From a manufacturing perspective, working with mRNA molecules is difficult, says Mark Brader, PhD, research scientist at Moderna. He cites the need to protect these sensitive molecules without affecting their functionality as one of the major issues.

“The unique formulation and stabilization challenges stem from the instability of unmodified mRNA and its limited history as a drug or vaccine,” he says. Creating formulations that support functionality is also a hurdle, according to Brader, who notes that “a significant additional challenge arises from the need to deliver mRNA into the cell, whereas protein-based drugs are limited to drug targets outside the cell”.

Then there is the inherent problem of mRNA stability, or lack thereof. The challenge, Brader points out, is to get the molecules to their cellular targets while bypassing the natural mechanisms that break them down.

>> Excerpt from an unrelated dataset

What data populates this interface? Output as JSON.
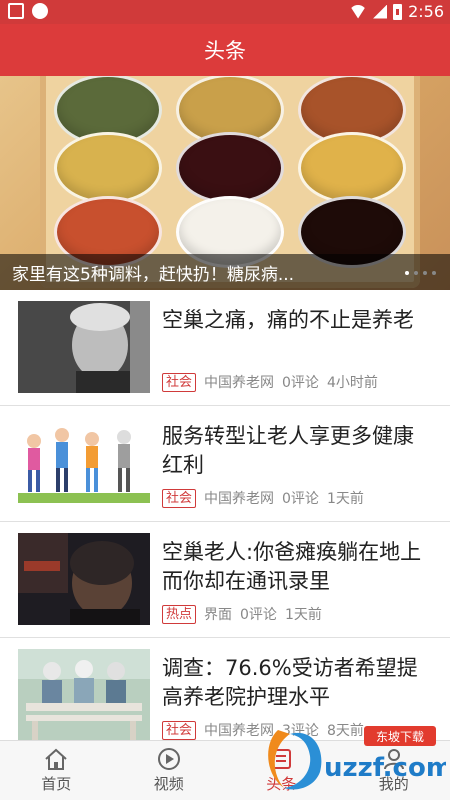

“Compared to other types of molecules, there is an intrinsic rapid biodegradability of mRNA, which is a challenge,” he explains, adding that because mRNA functions biologically as an intermediate short-term molecule shelf life, products based on it are quickly broken down unless protected.

Evolving Science

Brader and Moderna colleagues took an in-depth look at some of the formulation and manufacturing challenges facing the mRNA industry in a study last month. They conclude that a big part of the problem – beyond the sensitive nature of the single-stranded molecule itself – is that the concept of an mRNA-based drug is a relatively new idea.

“Because mRNA science has not evolved with a central focus on biomedical applications, the interrelationships between primary sequence, higher-order structure, biological activity, and pharmaceutical stability have only become relatively recently the subject of intense research,” Brader said. GEN.

Which means, for example, that techniques for measuring whether mRNA molecules will be stable in various formulations are relatively underdeveloped.

Fortunately, some of the approaches developed by the biopharmaceutical industry to try to ensure that pharmaceuticals are heat-stable on pharmacy shelves have the potential to help mRNA vaccine developers, albeit directly.

The study authors write, “Accelerated thermal degradation of proteins has been studied extensively throughout biopharmaceutical history as a means of relating measurable fundamental thermodynamic parameters to the ultimate practical resilience of the intended therapeutic product.”

And these measurement techniques can give mRNA developers a better understanding of how their molecules will react when encapsulated in a formulation, says Brader.

“We report that measurements of mRNA thermal unfolding behavior provide fascinating insights, and that this approach is one that has been successfully applied to biologic drugs,” he says.